Aside from using fennel in cooking it also aids digestion making it a good addition to any meal. The base of the fennel plant can be sliced and used like an onion or cooked as a vegetable and served with a white sauce. Fennel goes great with fish. Ground fennel seeds are good in starchy foods.
Due to their delicate flavour it is best to add chives towards the end of cooking. Chives can be finely chopped and added to salads, egg dishes, mornays and mayonnaise. Nice used as a garnish.
Rosemary is another herb that aids digestion of rich or starchy foods. Rosemary works well with beef, lamb, pork, veal and poultry. Add finely chopped rosemary to bread or scones.
Bay leaves are used to flavour soups and casseroles as well as fish, meat and poultry. Bay leaves are traditionally used in a bouquet garni. These can me made by tying together a spray of parsley, marjoram, thyme and two large bay leaves. Add the bouquet garni to soups, stews and casseroles to flavour while cooking, then remove before serving.

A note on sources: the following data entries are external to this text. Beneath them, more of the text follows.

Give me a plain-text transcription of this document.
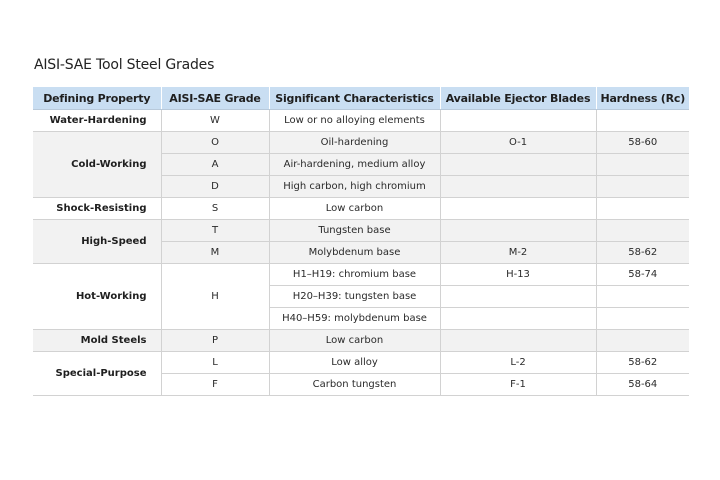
AISI-SAE Tool Steel Grades
Defining Property	AISI-SAE Grade	Significant Characteristics	Available Ejector Blades	Hardness (Rc)
Water-Hardening	W	Low or no alloying elements		
Cold-Working	O	Oil-hardening	O-1	58-60
	A	Air-hardening, medium alloy		
	D	High carbon, high chromium		
Shock-Resisting	S	Low carbon		
High-Speed	T	Tungsten base		
	M	Molybdenum base	M-2	58-62
Hot-Working	H	H1–H19: chromium base	H-13	58-74
		H20–H39: tungsten base		
		H40–H59: molybdenum base		
Mold Steels	P	Low carbon		
Special-Purpose	L	Low alloy	L-2	58-62
	F	Carbon tungsten	F-1	58-64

Sage makes up mixed herbs along with marjoram and thyme. Sage can be cooked with eggplant, onions, tomatoes and egg dishes. Sage is often added with other herbs when cooking pork, duck veal and oily fish.
Dill works well with most foods. It is great with omelettes, salads and salad dressings. Try dill in steamed cabbage, coleslaw, cucumber and chutneys. Dill adds a nice flavour to breads and pastries, and can also be used as a garnish.

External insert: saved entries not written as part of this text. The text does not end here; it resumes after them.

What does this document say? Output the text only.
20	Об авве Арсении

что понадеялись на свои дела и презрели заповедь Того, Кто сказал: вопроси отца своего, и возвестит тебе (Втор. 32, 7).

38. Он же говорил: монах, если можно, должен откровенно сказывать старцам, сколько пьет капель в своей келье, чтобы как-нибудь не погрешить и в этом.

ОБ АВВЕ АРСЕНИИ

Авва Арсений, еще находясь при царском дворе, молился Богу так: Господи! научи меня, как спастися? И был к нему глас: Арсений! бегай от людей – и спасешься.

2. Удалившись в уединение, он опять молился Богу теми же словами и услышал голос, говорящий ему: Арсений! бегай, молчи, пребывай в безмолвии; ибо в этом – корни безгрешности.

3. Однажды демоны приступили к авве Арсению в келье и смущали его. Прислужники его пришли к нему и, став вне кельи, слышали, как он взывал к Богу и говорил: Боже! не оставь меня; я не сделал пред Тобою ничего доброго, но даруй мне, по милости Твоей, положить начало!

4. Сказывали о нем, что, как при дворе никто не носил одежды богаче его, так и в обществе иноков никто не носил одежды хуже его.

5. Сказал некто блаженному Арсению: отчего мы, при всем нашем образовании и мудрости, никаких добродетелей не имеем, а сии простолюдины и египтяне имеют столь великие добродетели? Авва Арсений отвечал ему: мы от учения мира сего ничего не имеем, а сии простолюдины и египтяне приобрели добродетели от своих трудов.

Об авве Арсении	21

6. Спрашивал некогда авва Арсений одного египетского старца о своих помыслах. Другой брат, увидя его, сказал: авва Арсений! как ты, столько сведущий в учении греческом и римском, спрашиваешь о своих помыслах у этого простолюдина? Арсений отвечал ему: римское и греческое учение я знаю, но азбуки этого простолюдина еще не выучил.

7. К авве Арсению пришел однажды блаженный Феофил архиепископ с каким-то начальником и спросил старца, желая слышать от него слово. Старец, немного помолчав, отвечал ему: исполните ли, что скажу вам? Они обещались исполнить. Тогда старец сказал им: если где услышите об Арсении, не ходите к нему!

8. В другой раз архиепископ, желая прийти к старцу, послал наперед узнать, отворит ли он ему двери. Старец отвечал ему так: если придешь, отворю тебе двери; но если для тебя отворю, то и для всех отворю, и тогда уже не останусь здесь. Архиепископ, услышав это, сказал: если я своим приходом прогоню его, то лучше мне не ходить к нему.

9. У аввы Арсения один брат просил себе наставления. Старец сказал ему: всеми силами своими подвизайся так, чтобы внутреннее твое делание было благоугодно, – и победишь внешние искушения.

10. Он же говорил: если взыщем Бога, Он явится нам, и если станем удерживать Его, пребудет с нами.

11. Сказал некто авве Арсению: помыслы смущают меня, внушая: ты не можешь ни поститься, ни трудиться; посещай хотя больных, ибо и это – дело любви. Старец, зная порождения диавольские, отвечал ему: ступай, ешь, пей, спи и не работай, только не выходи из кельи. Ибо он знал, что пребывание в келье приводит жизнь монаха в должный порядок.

Along with sage and thyme marjoram helps to make the classical mixed herbs.. On its own marjoram is a great addition to poultry, fish, egg and vegetable dishes and sauces. Can be finely chopped and added to salads, scones and dumplings.
Thyme comes in many different flavours. Thyme can be used in soups, stews, casseroles and with all types of meats. Great in stuffings and sauces. Adds a nice flavour to breads and scones and to green cooked vegetables. Is used in mixed herbs and in bouquet garni.
Oregano has a strong pungent aroma and is used in many Mediterranean dishes. Oregano goes well with tomatoes and with zucchini, eggplant and capsicums. It is excellent in pasta, rice, rissoles, sauces and dresssings.
Carraway seeds are used mainly, but the young leaves can be used in salads and green vegetables. Seeds can be sprinkled in bread dough, biscuits and cakes and over apples, pears and quinces when cooking.
Mint comes in a multitude of varieties. All of these varieties are easy to grow. It can be a good idea to grow mint in pots as they can take over somewhat in the garden. Use applemint and spearmint together to make a wonderful mint sauce. Peppermint makes a lovely relaxing tea.
Tarragon is used in vinegar and with cooked fish. It can also be used sparingly in salads and salad dressings, as well as a flavouring in light meat dishes.
Ground coriander is commonly used in poultry, meat and fish dishes. It is often used as a spice in cakes, gingerbread, biscuits, bread and pastries. Coriander can be sprinkled over apples and pears when cooking or baking. Coriander is used in curries and other Indian cuisine.
Garlic is used in many dishes to enhance the flavour and aroma. Garlic aids digestion. It works well with vegetables and salads as well as with any meat or fish. Garlic is often combined with tomatoes and Mediterranean dishes. Of course garlic bread is an all time favourite with many people.